Acabei de ler um texto raso, dizendo que escravidão não é apenas de brancos contra negros e que muitos povos na história foram escravizados em guerras.

Ninguém discute isso. Mas há particularidades na escravidão de pessoas da África pelos europeus que só um racista incontido deseja negar.

Em primeiro lugar, não havia nenhuma guerra entre os países europeus e países africanos. Portugal não estava invadindo o continente africano. Apenas comprando pessoas de lá.

Esse modelo de escravização de pessoas de países subjugados em guerra já estava em declínio na Europa. Em casos de guerras, anexava-se o local ao domínio do vencedor e as pessoas passavam a servir ao rei como os demais já serviam.

Nos outros modelos de escravização, os escravos tinham certos direitos. Eram pessoas escravizadas. Com menos direitos por serem de outros povos ou inimigos, mas pessoas. Os africanos foram tratados como coisas ou animais, de forma sem precedente. Só comparado, não à toa, ao tratamento que os nazistas davam aos judeus. Vê-se nesse comportamento uma ideia de supremacia de uma raça sobre a outra.
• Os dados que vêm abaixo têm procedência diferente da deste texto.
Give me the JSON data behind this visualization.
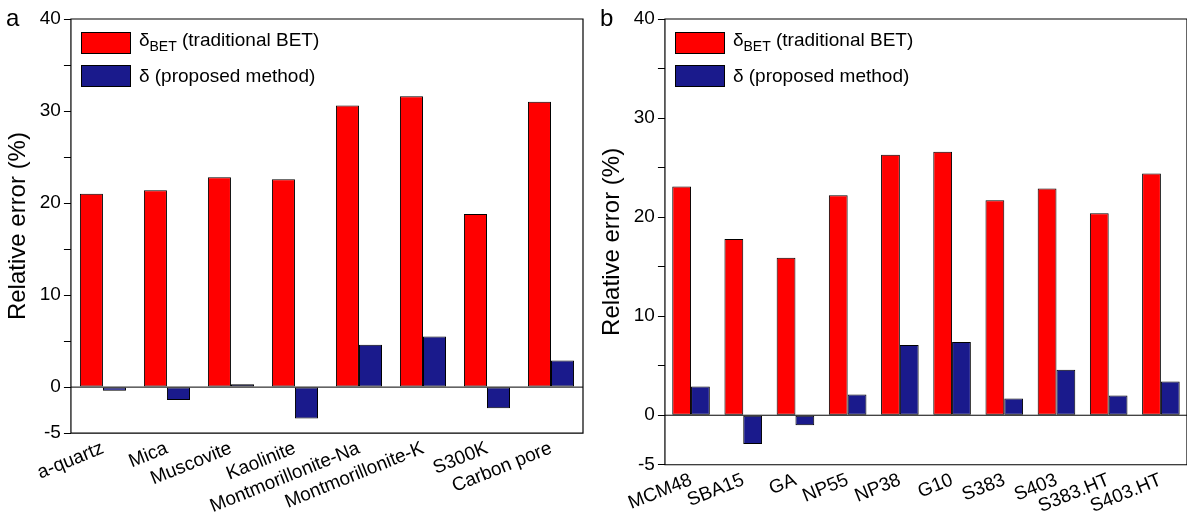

Em outros modelos de escravização, os opressores tentam imprimir sua religião aos vencidos. Na escravidão contra os povos da África, houve um período em que a religião chegou a dizer que eles não possuíam alma.

Independente de ter existido outras formas de escravidão, a verdade é que, não sendo por questões étnicas, ao fim desse período a tendência é que não se tenha na sociedade nenhuma diferença de tratamento entre os descendentes naquela população. No caso de um escravismo por etnia, os descendentes daquela etnia continuam sendo discriminados.

Essa semana vi um vídeo em que uma mulher pergunta a uma plateia de brancos: “Quantos aqui gostariam de ser tratados como a nossa sociedade trata os negros?”

Quando um branco responder afirmativamente a essa pergunta, ele pode entrar na discussão sobre os rumos que os movimentos em defesa dos direitos do negro devem tomar.